A. You need to discuss this problem with your doctor. Most commonly bedwetting (nocturnal enuresis) is a simple and self-limiting condition which can respond to simple measures such as:

  1. Improving fluid intake during the early part of the day and at school while reducing the fluid intake in the afternoon and evening.

  2. Avoiding diuretic drinks such as coffee, tea, and cola and avoiding fizzy drinks.

  3. Regular daytime toileting and bladder emptying, treatment of constipation.

  4. Remove your child’s nappy or pull-ups.

Q. What are the signs that my child’s wetting needs a doctor’s attention?

A. it is important to seek medical help if your child is wetting with any of the following features:

  1. Your child started to wet again after having been dry for a while (secondary incontinence)

  2. If your child has had a urine infection

  3. If your child has blood in the urine

  4. If your child has daytime wetting (incontinence) as well

  5. If your child has to use the toilet very urgently (urgency, urge incontinence) and many times a day (frequency)

  6. If your child has soiling (stool in the pants)

  7. If your child has excessive drinking and is passing a lot of urine by day and night

Q. What are the types of childhood daytime wetting problems?

A. Children can have daytime wetting (incontinence) due to a variety of conditions such as:

  1. Detrusor over activity: an overactive bladder where the child feels the need to use the toilet many times (more than 6 times a day) and urgently and may have daytime with or without night-time wetting.

  2. Lazy bladder: where the child empties their bladder infrequently (less than 4 times a day), and they may not empty their bladder fully each time.

  3. Giggle incontinence: where your child only wets when they are giggling.

Q. How will my doctor know which type of wetting my child is suffering from? 

 A. your doctor will ask you many questions about your child’s wetting and urine habits as well as their general health, growth and development. It is also important for her to know if there is any family history of kidney conditions or other illnesses such as high blood pressure (hypertension) or diabetes. It is also likely that you may not remember accurately how often your child empties their bladder and how severe the wetting is, or if they are passing small or large amounts of urine, so your doctor will ask you to keep a diary of your child’s urine habits (how often they empty their bladder and how much urine they pass each time, and if they are wet before or after passing urine).

Q. How can I help my child stop wetting by day?

A. The management of your child’s wetting (incontinence) should always consist of the following simple measures:

  1. Improving fluid intake during the early part of the day and at school while reducing the fluid intake in the afternoon and evening.

  2. Avoiding diuretic drinks such as coffee, tea, and cola and avoiding fizzy drinks.

  3. Regular daytime toileting and bladder emptying (bladder re-training). You can use positive feedback to achieve this (positive praise, star charts, and reminders).

  4. Treatment of constipation.

Q. Will my child need any further treatments to manage their wetting?

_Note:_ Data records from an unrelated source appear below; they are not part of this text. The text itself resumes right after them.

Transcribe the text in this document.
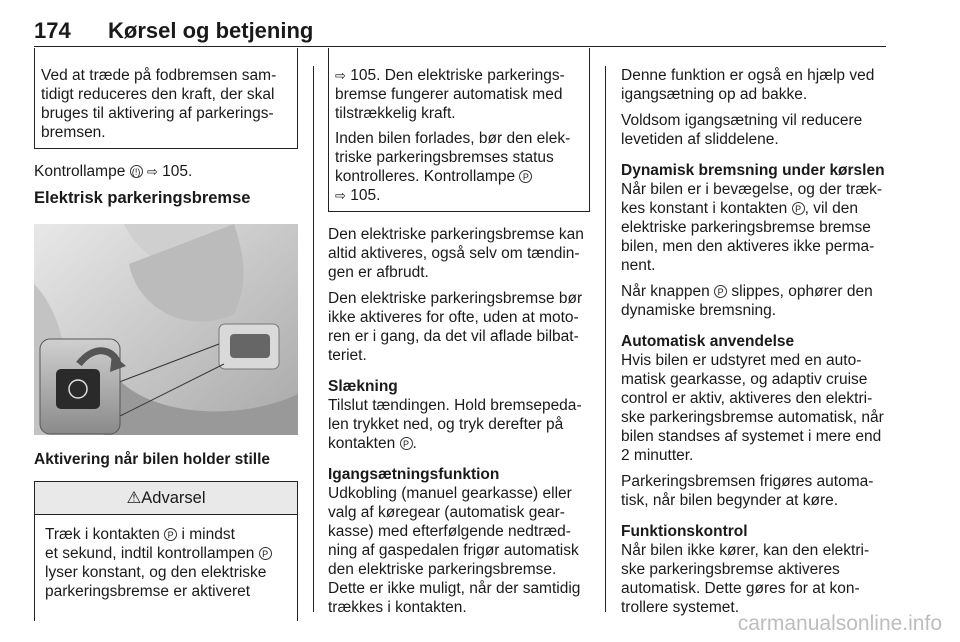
174 Kørsel og betjening

Ved at træde på fodbremsen samtidigt reduceres den kraft, der skal bruges til aktivering af parkeringsbremsen.

Kontrollampe (!) ⇨ 105.

Elektrisk parkeringsbremse
Aktivering når bilen holder stille
⚠ Advarsel

Træk i kontakten P i mindst

et sekund, indtil kontrollampen P

lyser konstant, og den elektriske

parkeringsbremse er aktiveret

⇨ 105. Den elektriske parkeringsbremse fungerer automatisk med tilstrækkelig kraft.

Inden bilen forlades, bør den elektriske parkeringsbremses status kontrolleres. Kontrollampe P
⇨ 105.

Den elektriske parkeringsbremse kan altid aktiveres, også selv om tændingen er afbrudt.

Den elektriske parkeringsbremse bør ikke aktiveres for ofte, uden at motoren er i gang, da det vil aflade bilbatteriet.

Slækning

Tilslut tændingen. Hold bremsepedalen trykket ned, og tryk derefter på kontakten P .

Igangsætningsfunktion

Udkobling (manuel gearkasse) eller valg af køregear (automatisk gearkasse) med efterfølgende nedtrædning af gaspedalen frigør automatisk den elektriske parkeringsbremse. Dette er ikke muligt, når der samtidig trækkes i kontakten.

Denne funktion er også en hjælp ved igangsætning op ad bakke.

Voldsom igangsætning vil reducere levetiden af sliddelene.

Dynamisk bremsning under kørslen

Når bilen er i bevægelse, og der trækkes konstant i kontakten P , vil den elektriske parkeringsbremse bremse bilen, men den aktiveres ikke permanent.

Når knappen P slippes, ophører den dynamiske bremsning.

Automatisk anvendelse

Hvis bilen er udstyret med en automatisk gearkasse, og adaptiv cruise control er aktiv, aktiveres den elektriske parkeringsbremse automatisk, når bilen standses af systemet i mere end 2 minutter.

Parkeringsbremsen frigøres automatisk, når bilen begynder at køre.

Funktionskontrol

Når bilen ikke kører, kan den elektriske parkeringsbremse aktiveres automatisk. Dette gøres for at kontrollere systemet.

carmanualsonline.info
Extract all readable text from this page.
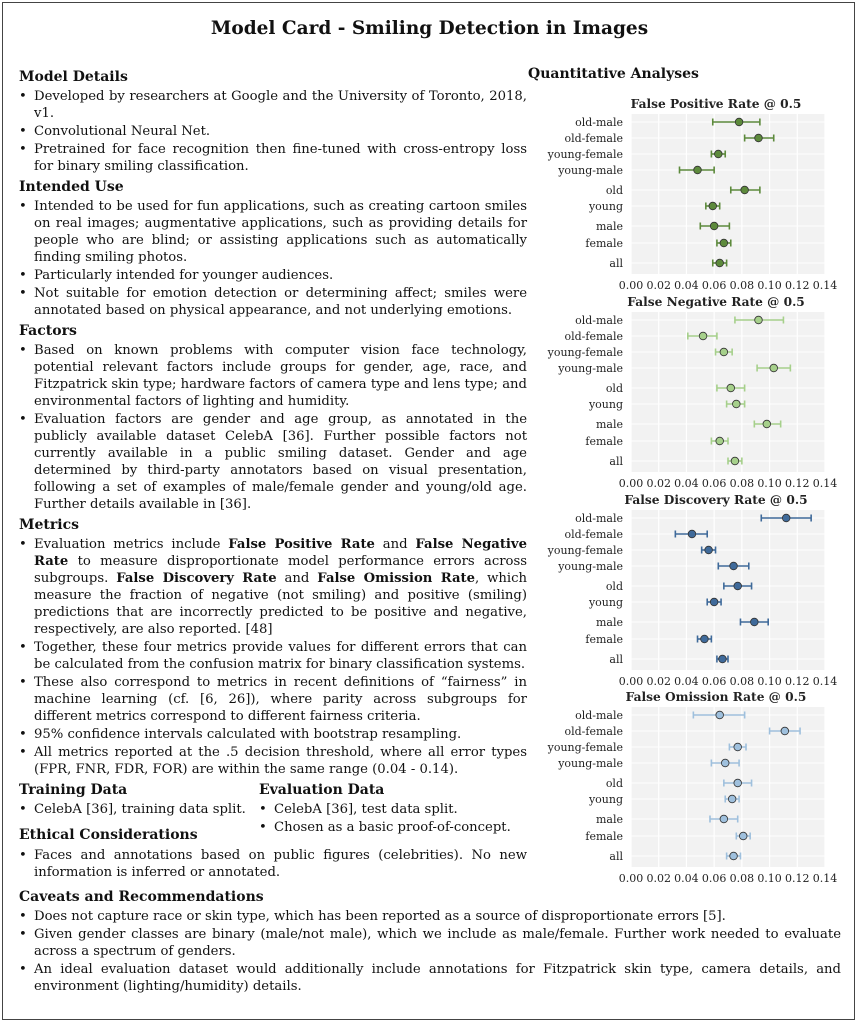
Model Card - Smiling Detection in Images
Model Details
• Developed by researchers at Google and the University of Toronto, 2018, v1.
• Convolutional Neural Net.
• Pretrained for face recognition then fine-tuned with cross-entropy loss for binary smiling classification.
Intended Use
• Intended to be used for fun applications, such as creating cartoon smiles on real images; augmentative applications, such as providing details for people who are blind; or assisting applications such as automatically finding smiling photos.
• Particularly intended for younger audiences.
• Not suitable for emotion detection or determining affect; smiles were annotated based on physical appearance, and not underlying emotions.
Factors
• Based on known problems with computer vision face technology, potential relevant factors include groups for gender, age, race, and Fitzpatrick skin type; hardware factors of camera type and lens type; and environmental factors of lighting and humidity.
• Evaluation factors are gender and age group, as annotated in the publicly available dataset CelebA [36]. Further possible factors not currently available in a public smiling dataset. Gender and age determined by third-party annotators based on visual presentation, following a set of examples of male/female gender and young/old age. Further details available in [36].
Metrics
• Evaluation metrics include False Positive Rate and False Negative Rate to measure disproportionate model performance errors across subgroups. False Discovery Rate and False Omission Rate, which measure the fraction of negative (not smiling) and positive (smiling) predictions that are incorrectly predicted to be positive and negative, respectively, are also reported. [48]
• Together, these four metrics provide values for different errors that can be calculated from the confusion matrix for binary classification systems.
• These also correspond to metrics in recent definitions of “fairness” in machine learning (cf. [6, 26]), where parity across subgroups for different metrics correspond to different fairness criteria.
• 95% confidence intervals calculated with bootstrap resampling.
• All metrics reported at the .5 decision threshold, where all error types (FPR, FNR, FDR, FOR) are within the same range (0.04 - 0.14).
Training Data
• CelebA [36], training data split.
Ethical Considerations
Evaluation Data
• CelebA [36], test data split.
• Chosen as a basic proof-of-concept.
• Faces and annotations based on public figures (celebrities). No new information is inferred or annotated.
Caveats and Recommendations
• Does not capture race or skin type, which has been reported as a source of disproportionate errors [5].
• Given gender classes are binary (male/not male), which we include as male/female. Further work needed to evaluate across a spectrum of genders.
• An ideal evaluation dataset would additionally include annotations for Fitzpatrick skin type, camera details, and environment (lighting/humidity) details.
Quantitative Analyses
False Positive Rate @ 0.5
0.00 0.02 0.04 0.06 0.08 0.10 0.12 0.14
old-male
old-female
young-female
young-male
old
young
male
female
all
False Negative Rate @ 0.5
0.00 0.02 0.04 0.06 0.08 0.10 0.12 0.14
old-male
old-female
young-female
young-male
old
young
male
female
all
False Discovery Rate @ 0.5
0.00 0.02 0.04 0.06 0.08 0.10 0.12 0.14
old-male
old-female
young-female
young-male
old
young
male
female
all
False Omission Rate @ 0.5
0.00 0.02 0.04 0.06 0.08 0.10 0.12 0.14
old-male
old-female
young-female
young-male
old
young
male
female
all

A. Your doctor will decide if your child’s wetting could benefit from any further medications or treatments. The types of treatments that are available for the various wetting problems are:

  1. Desmopressin (Desmotabs® or Desmomelts®), which is used to treat night-time wetting (nocturnal enuresis) where your child’s urine production at night is large. Your doctor will advise you if this is suitable for your child and at what dose to give it.

  2. Anticholinergic medications: (Oxybutinin, Oxybutinin XL, Tolterodine), which are used to treat detrusor overactivity (daytime wetting). Your doctor will advise you which is the most suitable for your child and at what dose to use it.

  3. Enuresis Alarm: Your child may also benefit from using a special alarm at night to treat their night-time wetting (nocturnal enuresis), and this is called the enuresis alarm.